The premise behind this is there are some characters that don't take up any space! No, these aren't command and control characters like the delete character, which can be seen in a lot of cases. These are literal zero-width characters. The two characters are the zero-width space and the zero-width joiner.

Why is this cool?

These zero-width characters can be used for a few different purposes:

  • To put a custom signatures onto text that is written, without being detected. This is how the article above uses the zero-width characters to discover the rat in his forum group.
  • At it's basic sense, this can be a form of steganography, which is hiding data in plain sight. So, if you're trying to send data to someone over Facebook or a public medium then this could act as a way to send it.

However, this relies on the fact that most people will not look for the zero-width character encoding...So, use wisely and don't transfer your social security number this way.

How to use:

  1. Download this repository with git clone https://github.com/mdulin2/encode-library
  2. In the same directory, run cd ./encode-library
  3. Run the python script! This is shown below.

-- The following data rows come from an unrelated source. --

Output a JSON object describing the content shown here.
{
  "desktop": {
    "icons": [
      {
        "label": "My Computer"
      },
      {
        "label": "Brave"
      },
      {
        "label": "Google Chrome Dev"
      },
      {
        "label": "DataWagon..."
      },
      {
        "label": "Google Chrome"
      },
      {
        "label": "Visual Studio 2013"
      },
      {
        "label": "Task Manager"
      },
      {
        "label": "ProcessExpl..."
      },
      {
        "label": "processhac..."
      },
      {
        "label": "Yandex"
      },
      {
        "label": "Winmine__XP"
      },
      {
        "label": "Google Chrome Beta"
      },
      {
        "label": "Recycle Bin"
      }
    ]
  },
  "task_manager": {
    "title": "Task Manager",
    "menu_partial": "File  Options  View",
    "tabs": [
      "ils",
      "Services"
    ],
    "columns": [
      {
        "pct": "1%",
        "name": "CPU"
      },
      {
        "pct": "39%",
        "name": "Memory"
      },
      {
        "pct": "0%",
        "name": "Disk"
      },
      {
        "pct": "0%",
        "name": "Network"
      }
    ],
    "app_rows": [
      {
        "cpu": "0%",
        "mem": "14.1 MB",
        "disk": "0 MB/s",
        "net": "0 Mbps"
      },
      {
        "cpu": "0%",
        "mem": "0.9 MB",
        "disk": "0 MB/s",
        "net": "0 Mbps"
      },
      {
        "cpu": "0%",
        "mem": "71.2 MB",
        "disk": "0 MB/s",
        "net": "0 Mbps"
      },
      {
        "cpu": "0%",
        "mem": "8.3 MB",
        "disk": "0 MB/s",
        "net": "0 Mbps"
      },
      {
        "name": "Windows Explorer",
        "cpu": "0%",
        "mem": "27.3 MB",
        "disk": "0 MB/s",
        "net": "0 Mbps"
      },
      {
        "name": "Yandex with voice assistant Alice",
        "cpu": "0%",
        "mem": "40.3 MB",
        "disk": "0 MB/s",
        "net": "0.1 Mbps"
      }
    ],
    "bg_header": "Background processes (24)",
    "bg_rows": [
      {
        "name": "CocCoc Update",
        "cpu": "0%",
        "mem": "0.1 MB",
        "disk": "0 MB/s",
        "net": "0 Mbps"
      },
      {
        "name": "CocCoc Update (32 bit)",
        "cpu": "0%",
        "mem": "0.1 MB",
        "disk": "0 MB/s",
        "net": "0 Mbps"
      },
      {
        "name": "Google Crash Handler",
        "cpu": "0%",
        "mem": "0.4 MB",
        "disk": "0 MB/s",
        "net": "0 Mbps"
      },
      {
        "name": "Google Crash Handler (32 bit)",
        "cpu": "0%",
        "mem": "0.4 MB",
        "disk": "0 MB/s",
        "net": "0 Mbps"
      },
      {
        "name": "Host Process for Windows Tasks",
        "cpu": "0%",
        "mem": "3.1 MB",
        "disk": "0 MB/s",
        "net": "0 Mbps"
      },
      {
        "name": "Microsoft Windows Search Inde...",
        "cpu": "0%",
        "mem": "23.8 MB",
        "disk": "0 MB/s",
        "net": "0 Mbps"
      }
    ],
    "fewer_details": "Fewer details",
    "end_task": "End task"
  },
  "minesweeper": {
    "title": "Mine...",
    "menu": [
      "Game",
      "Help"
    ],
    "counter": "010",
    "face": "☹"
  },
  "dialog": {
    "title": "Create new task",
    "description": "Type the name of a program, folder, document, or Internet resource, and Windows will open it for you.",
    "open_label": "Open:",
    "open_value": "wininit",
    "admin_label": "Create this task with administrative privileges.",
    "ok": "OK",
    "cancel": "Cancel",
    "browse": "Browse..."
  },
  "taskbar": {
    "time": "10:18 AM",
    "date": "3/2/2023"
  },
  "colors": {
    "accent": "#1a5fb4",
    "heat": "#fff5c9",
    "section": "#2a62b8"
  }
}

The general format is below:

python run.py "mystring" -type_wanted -settings

mystring is the string that the user wants to alter.
typewanted: currently -T for text, -U for urls and -A for IP addresses.
-settings: these are all the different flags that can be used. All of the flags are below:
A real example: python run.py "hacktheplanet<script>" -T -p will run the text obfuscater on all punctuation on hacktheplanet<script>. This results in hacktheplanet﹤script﹥

Flags

Below are the flags supported for the functionality.
First, the flag is shown with any needed parameters: -c char
Second, a description of the flag.
Third, where it can be used. u for URL, T for text mode and A for IP address mode.

    Modes supported:  
    -U: URL encodings --defaults to punctuation
    -T: ASCII to unicode trickery--defaults to punctuation
    -A: Address encoding --defaults to decimal  
    -B: base encoding(under construction)  

    Flags to use:  
    -p: punctuation(u,t)  
    -c char: A single character(u,t)  
    -c -tt # # # #: the mixing of the IP address type. 0 for octal, 1 for normal octets(a)
    -k: Craziness; does the craziness thing possible(u,t)  
    -s: Script mode for all characters(t)  
    -a: Ticks on top of the characters(t)  
    -1 char spot: Replaces the 'char' with in the 'spot'(t)  
    -2 spot: Replaces the character with the URL encode(u)  
    -dd: double encode a url(u)
    -o: octal mode for the ip address(a)
    -d: decimal mode for the ip address(a)
    -bi: binary mode for the ip address(a)

It should be noted that the flags are done in the order that they are thrown into. For instance, if a punctuation, with the -p flag, is encoded, then it will only be encoded this one time. So, if a -k flag, for encoding all, is used, then nothing else will happen to the other characters.

Closing Thoughts:

Let me know what you think about it, if you find a bug or want to help out on it! I'd love to add some other features to this.
I plan on packaging this to be installed with pip in the future, but we'll see.